美国国家公共电台 NPR Early Voting Changes In North Carolina Spark Bipartisan Controversy(在线收听

 

STEVE INSKEEP, HOST:

This fall's election comes in several parts. Before the fight to win votes, there is a fight over who is allowed to vote. In Georgia, the Republican candidate for governor also heads the office that has been purging voter rolls. And then there's the fight over how people may vote.

Early voting starts today in North Carolina. It is so popular that more than half of North Carolina votes were cast early in 2016. For 2018, lawmakers altered the rules in ways that could lower turnout. Here's Alexandra Olgin of member station WFAE.

ALEXANDRA OLGIN, BYLINE: To prepare for early voting, elections director Adam Ragan in Gaston County, just west of Charlotte, is testing voting machines by running sample ballots through them.

(SOUNDBITE OF VOTING MACHINE BEEPING)

OLGIN: These machines were meant to be in five early voting locations throughout the county, but the new law requires all sites within a county to be open from 7 a.m. to 7 p.m. during the week. And as a result, Ragan can only open three sites this election.

ADAM RAGAN: Early voting is very popular in Gaston County, and I would have loved to have more early voting locations. It came down to having more locations, you know, helping more voters versus our fiduciary responsibilities to the county.

OLGIN: Some Democratic lawmakers see this as another attack on voting rights in a state where voter ID, redistricting and early voting rules have all been struck down by the courts at various points in the last few years. During a June debate about early voting, Democratic State Representative Amos Quick said the requirement that if one site is open on the weekend, the rest also have to be, could discourage counties from having any weekend hours.

AMOS QUICK: Weekend early voting has been preferred and has been preferred by certain populations, and certain populations whose right to vote has not only been highlighted but has been protected in a recent court decision.

OLGIN: He's referring to black voters. An appeals court ruled a 2013 law, that among other things, cut early voting by a week, targeted African-Americans with, quote, "surgical precision." But Republicans who champion this law argue they're only trying to minimize confusion. Here's State Representative David Lewis, also during the June debate.

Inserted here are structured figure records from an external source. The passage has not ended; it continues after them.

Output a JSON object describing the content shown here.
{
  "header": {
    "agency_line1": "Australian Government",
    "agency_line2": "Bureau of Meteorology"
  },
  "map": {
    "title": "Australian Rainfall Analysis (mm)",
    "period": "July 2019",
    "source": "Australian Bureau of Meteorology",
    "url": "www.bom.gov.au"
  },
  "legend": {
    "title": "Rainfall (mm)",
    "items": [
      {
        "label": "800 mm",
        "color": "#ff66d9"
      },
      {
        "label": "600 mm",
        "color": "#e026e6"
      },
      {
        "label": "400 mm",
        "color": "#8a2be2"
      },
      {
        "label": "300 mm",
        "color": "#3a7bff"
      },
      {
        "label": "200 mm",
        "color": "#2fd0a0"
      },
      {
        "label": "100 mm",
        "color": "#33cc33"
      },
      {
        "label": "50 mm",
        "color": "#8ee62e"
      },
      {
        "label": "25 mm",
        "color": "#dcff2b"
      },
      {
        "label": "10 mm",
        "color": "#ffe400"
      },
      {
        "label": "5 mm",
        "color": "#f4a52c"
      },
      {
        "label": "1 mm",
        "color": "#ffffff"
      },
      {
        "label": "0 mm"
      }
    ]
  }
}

DAVID LEWIS: What we set out with the intention to do is to be able to make it more reliable and dependable, that the voters would know that the early voting site or sites in their county was open from a set time in the morning to a set time in the evening.

OLGIN: The law has some bipartisan opposition. Ron Wyatt is the Republican party chair of Iredell County, about 50 miles north of Charlotte. The county has had to cut its early voting sites in half.

RON WYATT: Frustrated is the word that I would use.

OLGIN: And he says even though this may not seem like an unfunded mandate...

WYATT: That's exactly what it translates to being at the end of the day.

OLGIN: Rural counties with smaller election budgets, like Iredell, are disproportionately affected by this change. While individual locations may be open longer, there will be 17 percent fewer sites this election. MIT political scientist Charles Stewart III says that for voters, convenience trumps hours.

CHARLES STEWART III: And there's a lot of research that's been done that suggests that whenever you move a polling place further away from a voter, they're less likely to vote there.

OLGIN: Stewart says the rule change could simply shift turnout to Election Day, which could mean longer lines at the polls. In a state where voting rights have become such a political hot potato, elections officials say they just go with the flow. Becky Galliher is the elections director in Iredell County.

BECKY GALLIHER: Due to court cases, legislation - all of that kind of thing factors in. And it just seems like we always have something each election that takes us in a different direction.

OLGIN: The question remains, will voters adapt as easily? For NPR News, I'm Alex Olgin.